Es wäre nicht Kakanien, sollten nicht noch weitere abgedrehte Sekundärdebatten folgen: Etwa jene, welche Parteienvertreter zum Papst fahren und der (natürlich auch vom ORF übertragenen) Zeremonie beiwohnen. Grünen und Sozialdemokraten war der kleriko-monarchistische Aufguss denn doch zu viel, wofür sie von den Christkonservativen gescholten und einmal mehr der Vaterlands- und Glaubenslosigkeit verdächtigt wurden. Aber auch die schrägen Einwände der aufgeschlossenen Katholiken sind nicht ohne. Die haben prinzipiell gar nichts gegen Beatifikationen (Seligsprechungen) und Kanonisationen (Heiligsprechungen), nur wollen sie nicht den Habsburg Karl, sondern den katholischen Wehrdienstverweigerer Franz Jägerstätter, der von den Nazis hingerichtet wurde, im Genuss der päpstlichen Weihe sehen. So weit, so progressiv.
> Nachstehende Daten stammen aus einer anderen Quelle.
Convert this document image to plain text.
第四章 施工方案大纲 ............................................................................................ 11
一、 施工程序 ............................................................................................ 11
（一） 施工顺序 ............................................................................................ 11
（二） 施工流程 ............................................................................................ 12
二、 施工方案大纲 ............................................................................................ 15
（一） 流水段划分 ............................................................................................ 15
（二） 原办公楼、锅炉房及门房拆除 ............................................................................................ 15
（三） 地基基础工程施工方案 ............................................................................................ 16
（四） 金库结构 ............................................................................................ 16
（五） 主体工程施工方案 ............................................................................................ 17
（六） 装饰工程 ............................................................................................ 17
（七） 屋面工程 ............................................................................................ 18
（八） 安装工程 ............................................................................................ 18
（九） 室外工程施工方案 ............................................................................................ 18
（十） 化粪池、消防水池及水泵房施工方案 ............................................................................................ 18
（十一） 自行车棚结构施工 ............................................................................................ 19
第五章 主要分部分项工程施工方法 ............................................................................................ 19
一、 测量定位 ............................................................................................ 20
Österreich ist jedenfalls stolz, sowohl der Staat als auch das Haus. Auf die Frage, wie der Kaiserenkel Lorenz Habsburg, Teilhaber der Schweizer Privatbank Gutzwiller, des Großvaters Verantwortung für die Giftgaseinsätze an der Isonzofront im 1. Weltkrieg beurteile, antwortet dieser ganz demokratisch: „Da kann man dazu stehen, wie man will.“ Die, die Giftgas einsetzen, sind dafür, und die an ihm ersticken, sind dagegen. Alles eine Frage des Standpunkts. Was ist schon Giftgas gegen eine abgeschwollene Krampfader? So weit, so eindeutig.

Einer allerdings darf vermutlich am 3. Oktober nicht im Vatikan weilen: Kurt Krenn, Bischof von St. Pölten und Präsident der „Kaiser Karl Gebetsliga für den Völkerfrieden“. Der einst gewichtige Kirchenfürst steht kurz vor der Abberufung. Des Sommers war ihm und den Seinen ein sogenannter Sexskandal über den Weg gelaufen. Das passiert den katholischen Pfaffen andauernd. Solcherlei Unkeuschheit vermag der Papst nur dann zu beatifizieren, wenn es nicht entkanonisiert in allen Zeitungen steht. So weit, so schade.